The short answer here is that the main APIs that get upgraded are those where:
- there isn't likely to be a lot of external churn driving additional updates
- there are clear benefits for either ad hoc scripting use cases or else in encouraging future interoperability between multiple third party solutions
- a credible proposal is submitted by folks interested in doing the work
If the limitations of an existing module are mainly noticeable when using the module for application development purposes (e.g. datetime), if redistributors already tend to make an improved alternative third party option readily available (e.g. requests), or if there's a genuine conflict between the release cadence of the standard library and the needs of the package in question (e.g. certifi), then the incentives to propose a change to the standard library version tend to be significantly reduced.
This is essentially the inverse to the question about PyPI above: since PyPI usually is a sufficiently good distribution mechanism for application developer experience enhancements, it makes sense for such enhancements to be distributed that way, allowing redistributors and platform providers to make their own decisions about what they want to include as part of their default offering.

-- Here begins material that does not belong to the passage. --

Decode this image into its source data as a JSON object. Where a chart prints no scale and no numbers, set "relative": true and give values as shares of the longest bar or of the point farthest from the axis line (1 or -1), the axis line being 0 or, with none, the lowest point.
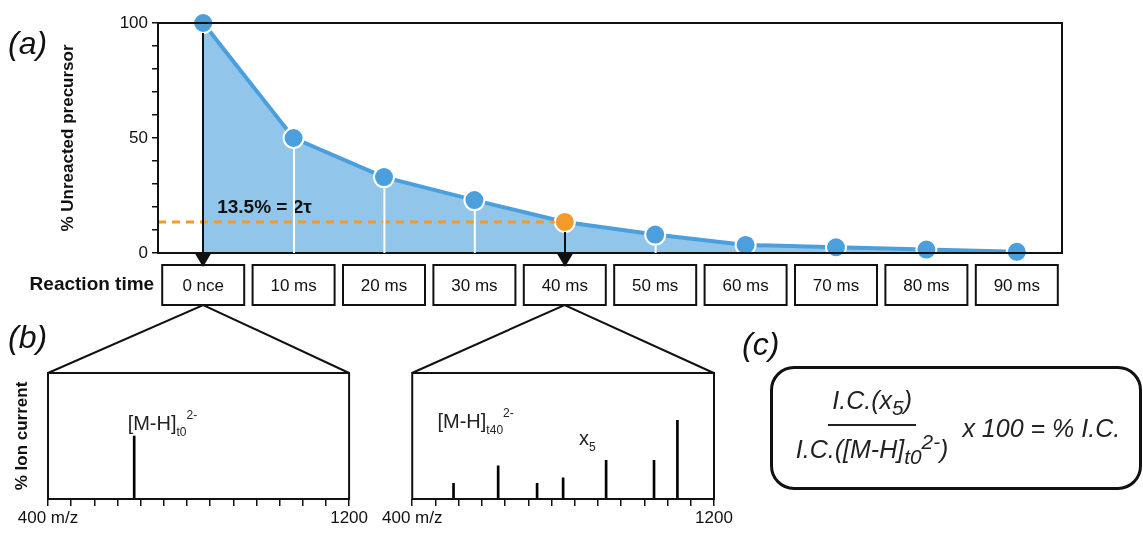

Changing CPython and the standard library only comes into play when there is perceived value in changing the capabilities that can be assumed to be present by default in 3-5 years time.
Yes, it's likely the bundling model used for ensurepip (where CPython releases bundle a recent version of pip without actually making it part of the standard library) may be applied to other modules in the future.
The most probable first candidate for that treatment would be the distutils build system, as switching to such a model would allow the build system to be more readily kept consistent across multiple releases.
Other potential candidates for this kind of treatment would be the Tcl/Tk graphics bindings, and the IDLE editor, which are already unbundled and turned into an optional addon installations by a number of redistributors.
By the very nature of things, the folks that tend to be most actively involved in open source development are those folks working on open source applications and shared abstraction layers.
The folks writing ad hoc scripts or designing educational exercises for their students often won't even think of themselves as software developers - they're teachers, system administrators, data analysts, quants, epidemiologists, physicists, biologists, business analysts, market researchers, animators, graphical designers, etc.
When all we have to worry about for a language is the application developer experience, then we can make a lot of simplifying assumptions around what people know, the kinds of tools they're using, the kinds of development processes they're following, and the ways they're going to be building and deploying their software.
Things get significantly more complicated when an application runtime also enjoys broad popularity as a scripting engine. Doing either job well is already difficult, and balancing the needs of both audiences as part of a single project leads to frequent incomprehension and disbelief on both sides.
This post isn't intended to claim that we never make incorrect decisions as part of the CPython development process - it's merely pointing out that the most reasonable reaction to seemingly nonsensical feature additions to the Python standard library is going to be "I'm not part of the intended target audience for that addition" rather than "I have no interest in that, so it must be a useless and pointless addition of no value to anyone, added purely to annoy me".